In Central Europe, Climate Change Could Boost Truffle Cultivation by 2050

Fancy fungi grown in the Czech Republic may benefit from global warming

A black truffle in the soil. The photo shows the truffle upclose to show it's jagged texture
The tasty fungi are naturally found deep within the roots of various trees, like oaks, hazels, spruces, and pines, because of the two organisms share a symbiotic relationship. Michel Royon / Wikimedia Commons CC BY-SA 3.0

For their earthy scent and intense flavor, truffles are a frequent feature in the world’s finest dishes. Périgord truffles (Tuber melanosporum) often called “black diamonds,” are found in various parts of Europe. With one pound fetching up to 750 Euros ($907.70 U.S. dollars), black truffles are one of the most expensive fungi globally. The lucrative business has scientists researching how truffle cultivation will fare with climate change, reports Katherine Kornei for Eos.

But fear not truffle lovers, new research shows global warming may increase the number of Périgord truffles harvested by 2050 in Central Europe, according to a study published in Scientific Reports in December 2020.

Truffles are finicky. They require specific conditions to grow, and some truffles, like the prized and exorbitant European white truffle, can’t be cultivated through traditional agricultural methods. Even then, truffles grown on plantations, called truffieres, need tree roots to grow. The tasty fungi are naturally found deep within the roots of various trees, like oaks, hazels, spruces, and pines, because of the two organisms share a symbiotic relationship. Truffles will take sugar and water from the roots while feeding soil nutrients back into the tree, reports Alejandra Borunda for National Geographic. Soil pH is another important factor in dictating whether truffle spores will grow into the delicacy.

Using 57 previously published studies on truffles’ best-growing conditions, Tomáš Čejka, a climate change scientist at the Global Change Research Institute of the Czech Academy of Sciences in Brno, and his team studied how warmer conditions increased the range where the truffles could thrive. Čejka and his colleagues found that truffle cultivation under future climate change conditions would be most manageable with drought-tolerant oaks.

Founder of New World Truffieres Inc. and past president of the North American Truffling Society Charles Lefevre, tells Eos that the study's models could be used as a guide to see how climate change may affect truffle growth in other places.

But the researchers’ study was based on parameters within the Czech Republic and did not represent everywhere truffles grow in the world.
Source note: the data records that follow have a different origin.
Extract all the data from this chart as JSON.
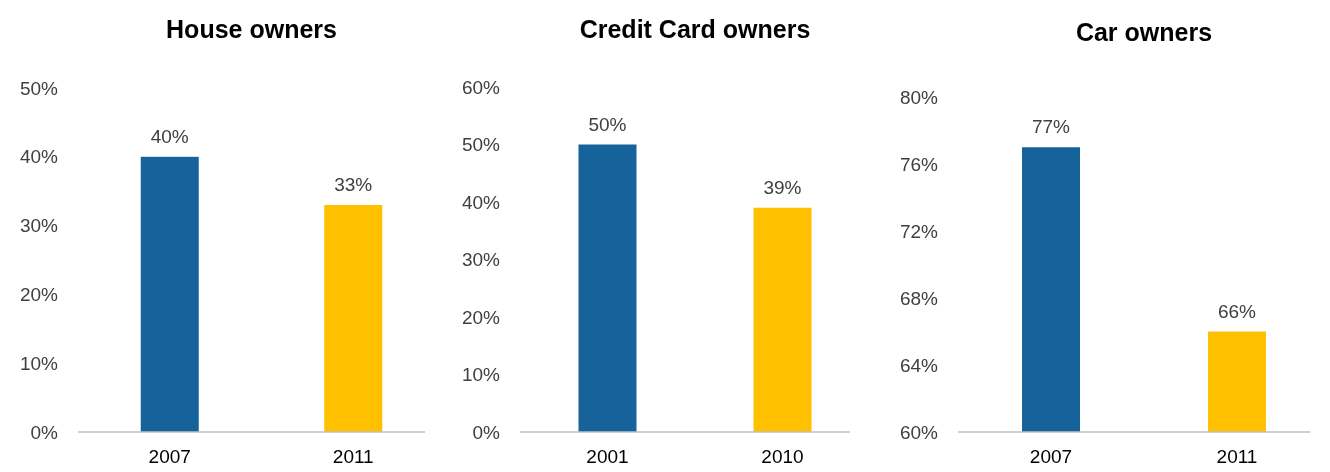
{
  "chart_data": [
    {
      "type": "bar",
      "title": "House owners",
      "categories": [
        "2007",
        "2011"
      ],
      "values": [
        40,
        33
      ],
      "colors": [
        "#15639a",
        "#ffc000"
      ],
      "value_labels": [
        "40%",
        "33%"
      ],
      "ylim": [
        0,
        50
      ],
      "yticks": [
        {
          "value": 0,
          "label": "0%"
        },
        {
          "value": 10,
          "label": "10%"
        },
        {
          "value": 20,
          "label": "20%"
        },
        {
          "value": 30,
          "label": "30%"
        },
        {
          "value": 40,
          "label": "40%"
        },
        {
          "value": 50,
          "label": "50%"
        }
      ]
    },
    {
      "type": "bar",
      "title": "Credit Card owners",
      "categories": [
        "2001",
        "2010"
      ],
      "values": [
        50,
        39
      ],
      "colors": [
        "#15639a",
        "#ffc000"
      ],
      "value_labels": [
        "50%",
        "39%"
      ],
      "ylim": [
        0,
        60
      ],
      "yticks": [
        {
          "value": 0,
          "label": "0%"
        },
        {
          "value": 10,
          "label": "10%"
        },
        {
          "value": 20,
          "label": "20%"
        },
        {
          "value": 30,
          "label": "30%"
        },
        {
          "value": 40,
          "label": "40%"
        },
        {
          "value": 50,
          "label": "50%"
        },
        {
          "value": 60,
          "label": "60%"
        }
      ]
    },
    {
      "type": "bar",
      "title": "Car owners",
      "categories": [
        "2007",
        "2011"
      ],
      "values": [
        77,
        66
      ],
      "colors": [
        "#15639a",
        "#ffc000"
      ],
      "value_labels": [
        "77%",
        "66%"
      ],
      "ylim": [
        60,
        80
      ],
      "yticks": [
        {
          "value": 60,
          "label": "60%"
        },
        {
          "value": 64,
          "label": "64%"
        },
        {
          "value": 68,
          "label": "68%"
        },
        {
          "value": 72,
          "label": "72%"
        },
        {
          "value": 76,
          "label": "76%"
        },
        {
          "value": 80,
          "label": "80%"
        }
      ]
    }
  ]
}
In France, for example, black truffle cultivation is suffering from high heat and droughts, reports National Geographic. Before the winter harvest, summer rainfall is needed to produce truffles, and France’s pattern of drier summers is leaving truffles both in the wild and on plantations in trouble.

Lefevere hopes researchers will apply their models in the United States and Australia next. Both locations are home to growing truffle production. "Australia is already the fourth-largest producer of Périgord truffles and could potentially overtake Italy in the next few years,” he tells Eos.